John Dickson & Son
- Company type: Private
- Industry: Firearms
- Founded: 1840^{[verification needed]}
- Founder: John Dickson
- Headquarters: Edinburgh, Scotland, United Kingdom
- Key people: Jean-Pierre “J-P” Daeschler
- Products: Double rifles, Bolt-action rifles, Shotguns
- Website: www.john-dickson.com

= John Dickson & Son =

Scottish gunmaker

John Dickson & Son is a Scottish gunmaker established in Edinburgh in 1820, specialising in high-end bespoke sporting guns.

==History==

Founder John Dickson was born in Edinburgh's Canongate in 1794, and was apprenticed at the age of 12 to James Wallace, an Edinburgh gunmaker. Dickson completed his apprenticeship in 1813 and by 1840 was in business in his own right at 60 Princes Street.

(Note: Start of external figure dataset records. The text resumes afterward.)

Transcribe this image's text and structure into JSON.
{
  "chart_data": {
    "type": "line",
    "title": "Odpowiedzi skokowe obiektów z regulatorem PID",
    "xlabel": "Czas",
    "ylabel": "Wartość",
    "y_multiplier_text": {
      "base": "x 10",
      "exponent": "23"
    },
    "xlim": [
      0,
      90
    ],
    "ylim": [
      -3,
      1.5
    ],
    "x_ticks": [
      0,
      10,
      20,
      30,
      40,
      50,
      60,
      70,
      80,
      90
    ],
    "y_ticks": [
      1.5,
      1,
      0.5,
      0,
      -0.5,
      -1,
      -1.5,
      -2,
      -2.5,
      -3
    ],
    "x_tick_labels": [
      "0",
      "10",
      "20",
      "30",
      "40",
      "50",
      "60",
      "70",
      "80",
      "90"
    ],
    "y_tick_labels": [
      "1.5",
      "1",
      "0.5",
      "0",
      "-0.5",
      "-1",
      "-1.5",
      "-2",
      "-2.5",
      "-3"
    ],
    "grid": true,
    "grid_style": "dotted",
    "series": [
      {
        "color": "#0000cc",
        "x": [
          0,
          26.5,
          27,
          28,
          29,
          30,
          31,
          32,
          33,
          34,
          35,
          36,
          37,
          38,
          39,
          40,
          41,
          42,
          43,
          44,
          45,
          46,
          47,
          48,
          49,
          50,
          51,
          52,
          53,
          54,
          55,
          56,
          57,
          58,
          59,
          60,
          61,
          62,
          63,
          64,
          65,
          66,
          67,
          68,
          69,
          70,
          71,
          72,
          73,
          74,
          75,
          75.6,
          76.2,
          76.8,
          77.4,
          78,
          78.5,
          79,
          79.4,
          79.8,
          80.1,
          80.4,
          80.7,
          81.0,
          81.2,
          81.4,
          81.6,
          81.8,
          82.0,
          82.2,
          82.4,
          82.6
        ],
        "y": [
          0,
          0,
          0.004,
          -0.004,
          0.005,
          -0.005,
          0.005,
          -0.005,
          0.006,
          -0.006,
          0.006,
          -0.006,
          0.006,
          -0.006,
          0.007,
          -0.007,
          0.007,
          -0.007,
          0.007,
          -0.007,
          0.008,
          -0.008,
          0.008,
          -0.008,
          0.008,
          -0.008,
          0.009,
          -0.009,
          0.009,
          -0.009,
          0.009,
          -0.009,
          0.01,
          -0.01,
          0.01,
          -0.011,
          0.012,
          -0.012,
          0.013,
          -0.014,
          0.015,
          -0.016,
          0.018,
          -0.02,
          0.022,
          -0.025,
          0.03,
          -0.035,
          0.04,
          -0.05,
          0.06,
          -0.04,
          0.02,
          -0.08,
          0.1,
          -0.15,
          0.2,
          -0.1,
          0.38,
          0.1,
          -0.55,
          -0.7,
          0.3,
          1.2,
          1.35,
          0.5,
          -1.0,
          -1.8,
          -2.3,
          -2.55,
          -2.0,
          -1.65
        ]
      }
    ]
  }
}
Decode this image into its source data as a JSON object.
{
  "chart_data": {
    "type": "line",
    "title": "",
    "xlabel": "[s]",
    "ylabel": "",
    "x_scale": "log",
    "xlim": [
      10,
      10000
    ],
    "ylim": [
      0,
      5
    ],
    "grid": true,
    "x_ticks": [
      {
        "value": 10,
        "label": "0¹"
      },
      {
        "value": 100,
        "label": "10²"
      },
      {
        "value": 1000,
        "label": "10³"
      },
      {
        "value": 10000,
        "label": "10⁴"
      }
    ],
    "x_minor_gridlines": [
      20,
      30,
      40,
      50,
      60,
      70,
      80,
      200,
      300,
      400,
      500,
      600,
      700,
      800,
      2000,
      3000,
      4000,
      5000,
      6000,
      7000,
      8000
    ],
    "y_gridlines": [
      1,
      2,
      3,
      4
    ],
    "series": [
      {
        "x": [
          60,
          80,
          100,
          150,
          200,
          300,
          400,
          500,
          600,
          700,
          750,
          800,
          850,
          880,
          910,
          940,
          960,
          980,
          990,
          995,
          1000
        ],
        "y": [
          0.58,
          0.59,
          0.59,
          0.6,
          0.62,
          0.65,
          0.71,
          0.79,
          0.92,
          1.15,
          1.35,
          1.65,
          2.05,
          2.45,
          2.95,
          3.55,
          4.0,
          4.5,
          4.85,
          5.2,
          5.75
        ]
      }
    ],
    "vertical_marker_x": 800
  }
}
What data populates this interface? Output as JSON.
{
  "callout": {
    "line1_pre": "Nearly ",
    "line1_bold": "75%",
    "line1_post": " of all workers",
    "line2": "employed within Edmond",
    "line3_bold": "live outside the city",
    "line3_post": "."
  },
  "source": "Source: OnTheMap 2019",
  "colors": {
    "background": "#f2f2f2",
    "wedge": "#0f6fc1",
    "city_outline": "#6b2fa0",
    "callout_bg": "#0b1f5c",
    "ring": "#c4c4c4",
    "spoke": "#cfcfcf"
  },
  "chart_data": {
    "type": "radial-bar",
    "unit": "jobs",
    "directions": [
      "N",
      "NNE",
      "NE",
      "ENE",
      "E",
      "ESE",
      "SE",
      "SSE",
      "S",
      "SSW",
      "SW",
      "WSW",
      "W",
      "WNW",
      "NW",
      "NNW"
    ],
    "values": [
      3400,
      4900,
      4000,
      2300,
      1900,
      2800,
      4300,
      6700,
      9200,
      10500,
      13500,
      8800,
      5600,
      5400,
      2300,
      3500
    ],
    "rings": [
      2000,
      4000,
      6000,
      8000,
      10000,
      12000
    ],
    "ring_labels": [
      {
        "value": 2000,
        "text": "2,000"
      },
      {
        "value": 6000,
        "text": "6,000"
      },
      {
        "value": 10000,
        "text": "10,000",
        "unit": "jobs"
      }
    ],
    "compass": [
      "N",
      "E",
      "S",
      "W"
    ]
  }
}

In 1880 Dickson won a patent dispute for his trigger plate action, and in 1859 Dickson made the first pinfire breechloader under Brazier’s patent followed by guns on Westley Richards, Thomas Horsley and later Lancaster’s patents, ultimately arriving at the first of his own ‘Round Action’ design guns in 1880.

John's son, John Jr, followed him into the family business. Later John Jr's sons, John and Peter, took up ownership of the business. Peter died at sea in 1892 and, having no heir, John sold the business to J. Hayhoe in 1923.

In 1937 the company moved to Frederick Street in Edinburgh's New Town.

In 1999 the company was bought by investor Charles Palmer, who consolidated a number of other high-end Scottish gun manufactures under the company. By 2001 the company had expanded out into a workshop in Dunkeld called The Steadings. Over time a shop and showroom were added.

In 2017 the company closed the Frederick Street premises, retaining its premises in Dunkeld.

In 2019 the company was bought by Jean-Pierre Daeschler.

==Brands==
In addition to John Dickson & Son, the company acquired over the years a number of other Scottish gunsmiths and continues to manufacturer their famous firearms.

McNaughton - Manufacturer of the McNaughton Edinburgh Gun.

==Famous clientele==
- Lord Byron
- Charles Gordon - Who bought so many John Dickson & Son guns his family took out a restraining order to prevent him buying any more.